Recommandations du comité
Recommandations du comité- 316. Au vu des conclusions qui précèdent, le comité invite le Conseil d’administration à approuver les recommandations suivantes:
- a) Le comité demande à nouveau au gouvernement de prendre les mesures nécessaires pour abroger ou modifier les dispositions du Code du travail qui prévoient la nécessité de compter au moins 30 travailleurs pour constituer des associations ou des assemblées visant à constituer des comités d’entreprise. Le comité demande au gouvernement de le tenir informé à cet égard.
- b) Le comité prie le gouvernement de fournir des éclaircissements au sujet de son indication selon laquelle les personnes qui ont représenté les travailleurs lors du différend collectif en question n’y étaient pas autorisées et d’indiquer dans quelle mesure cet aspect a été pris en compte dans le classement sans suite des cahiers de revendications et dans les décisions ultérieures de l’administration du travail dans ce cas.

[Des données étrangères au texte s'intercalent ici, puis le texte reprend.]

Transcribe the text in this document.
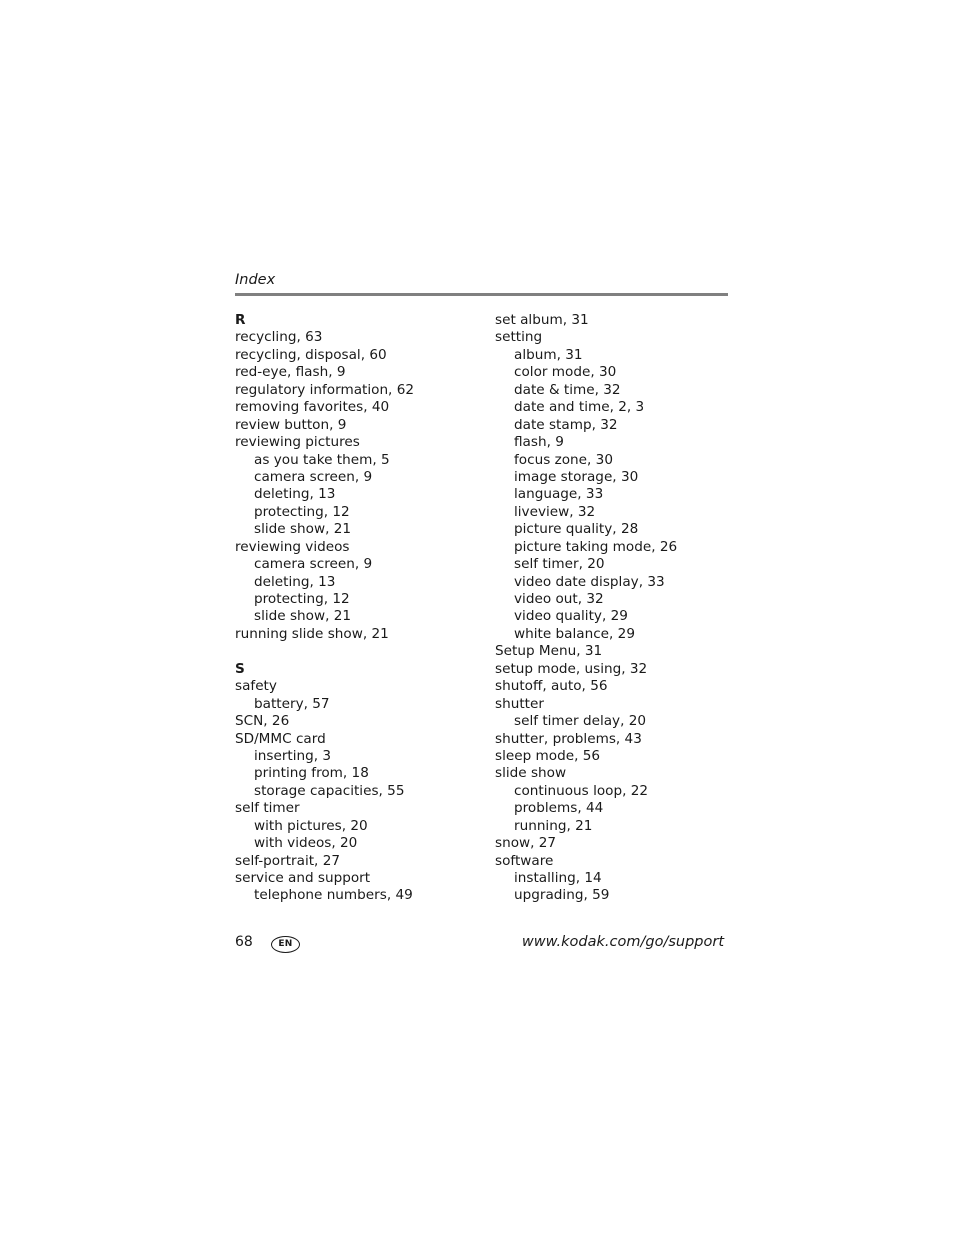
Index
R
recycling, 63
recycling, disposal, 60
red-eye, flash, 9
regulatory information, 62
removing favorites, 40
review button, 9
reviewing pictures
as you take them, 5
camera screen, 9
deleting, 13
protecting, 12
slide show, 21
reviewing videos
camera screen, 9
deleting, 13
protecting, 12
slide show, 21
running slide show, 21
S
safety
battery, 57
SCN, 26
SD/MMC card
inserting, 3
printing from, 18
storage capacities, 55
self timer
with pictures, 20
with videos, 20
self-portrait, 27
service and support
telephone numbers, 49
set album, 31
setting
album, 31
color mode, 30
date & time, 32
date and time, 2, 3
date stamp, 32
flash, 9
focus zone, 30
image storage, 30
language, 33
liveview, 32
picture quality, 28
picture taking mode, 26
self timer, 20
video date display, 33
video out, 32
video quality, 29
white balance, 29
Setup Menu, 31
setup mode, using, 32
shutoff, auto, 56
shutter
self timer delay, 20
shutter, problems, 43
sleep mode, 56
slide show
continuous loop, 22
problems, 44
running, 21
snow, 27
software
installing, 14
upgrading, 59
68	EN	www.kodak.com/go/support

- c) Le comité demande au gouvernement de prendre les mesures voulues, y compris législatives si nécessaire, pour qu’en toutes circonstances la décision de déclarer la grève illégale ou non n’appartienne pas au gouvernement, mais à un organe indépendant et jouissant de la confiance des parties. Le comité demande au gouvernement de le tenir informé à ce sujet.

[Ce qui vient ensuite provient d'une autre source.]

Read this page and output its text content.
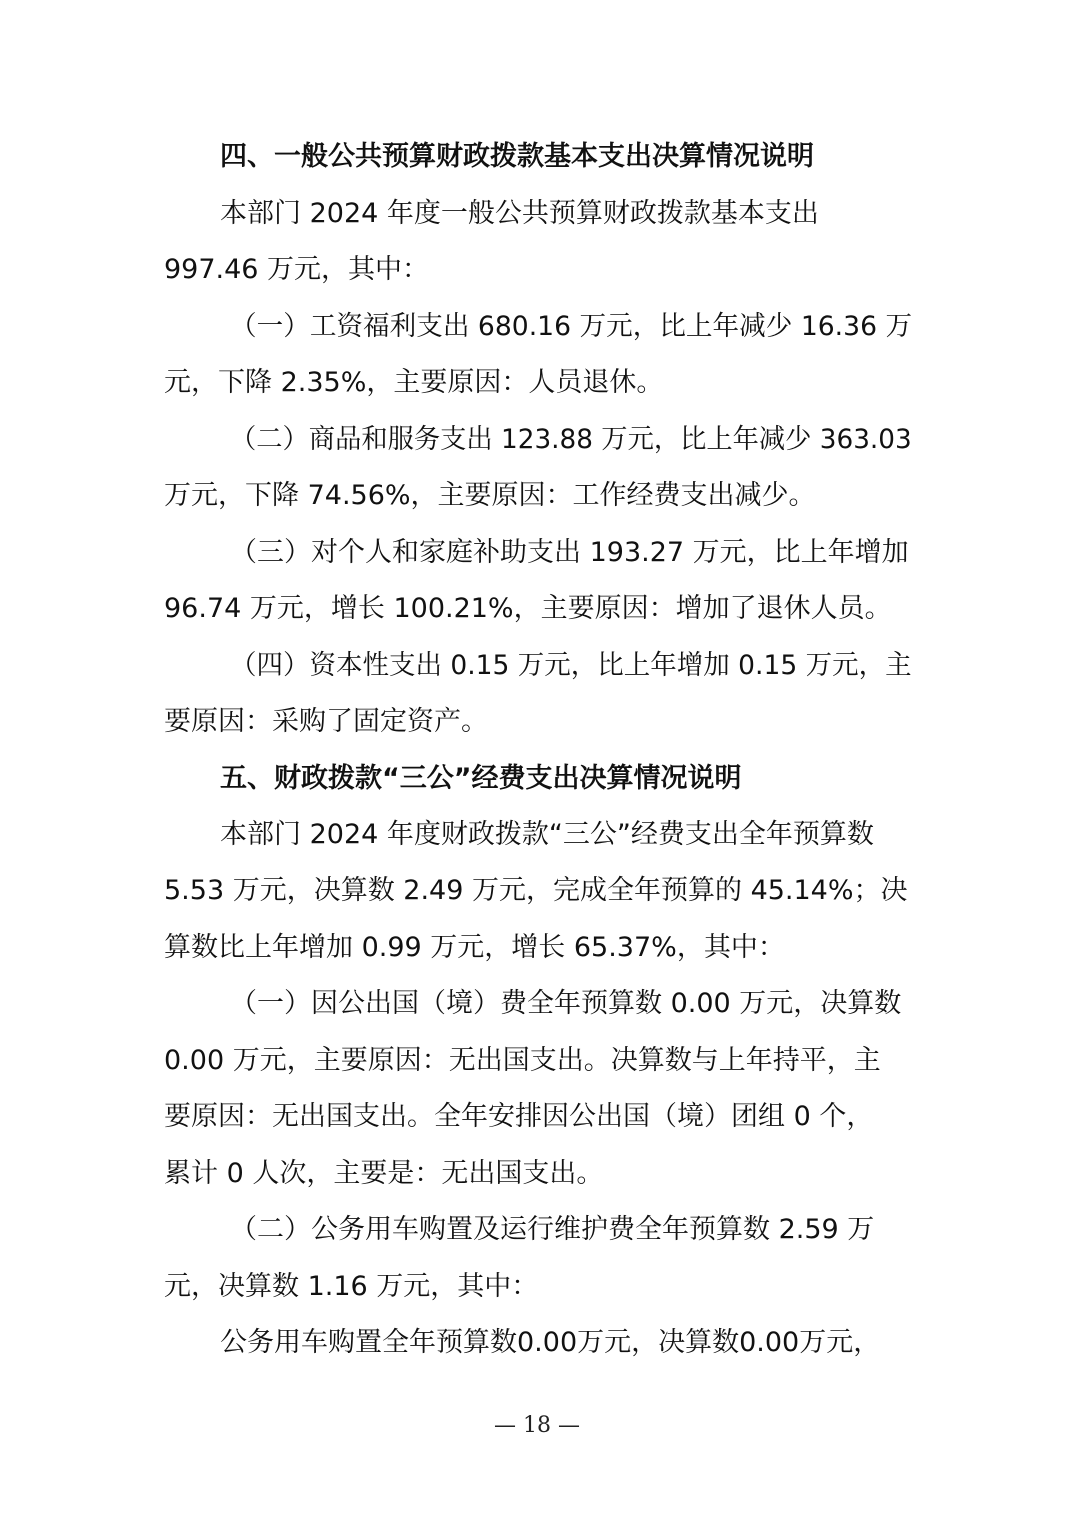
四、一般公共预算财政拨款基本支出决算情况说明
本部门 2024 年度一般公共预算财政拨款基本支出
997.46 万元，其中：
（一）工资福利支出 680.16 万元，比上年减少 16.36 万
元，下降 2.35%，主要原因：人员退休。
（二）商品和服务支出 123.88 万元，比上年减少 363.03
万元，下降 74.56%，主要原因：工作经费支出减少。
（三）对个人和家庭补助支出 193.27 万元，比上年增加
96.74 万元，增长 100.21%，主要原因：增加了退休人员。
（四）资本性支出 0.15 万元，比上年增加 0.15 万元，主
要原因：采购了固定资产。
五、财政拨款“三公”经费支出决算情况说明
本部门 2024 年度财政拨款“三公”经费支出全年预算数
5.53 万元，决算数 2.49 万元，完成全年预算的 45.14%；决
算数比上年增加 0.99 万元，增长 65.37%，其中：
（一）因公出国（境）费全年预算数 0.00 万元，决算数
0.00 万元，主要原因：无出国支出。决算数与上年持平，主
要原因：无出国支出。全年安排因公出国（境）团组 0 个，
累计 0 人次，主要是：无出国支出。
（二）公务用车购置及运行维护费全年预算数 2.59 万
元，决算数 1.16 万元，其中：
公务用车购置全年预算数0.00万元，决算数0.00万元，
— 18 —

- d) Le comité prie le gouvernement et les organisations plaignantes de fournir des informations sur les recours judiciaires éventuels intentés contre les décisions de l’administration du travail dans le présent cas et s’attend à ce qu’un organe indépendant se soit prononcé non seulement sur la nature légale ou illégale de la grève, mais aussi sur le fait que les actes de violence éventuellement commis pendant la grève ont justifié le licenciement de 73 travailleurs dont les contrats de travail ont été résiliés suite à leur participation au mouvement de grève.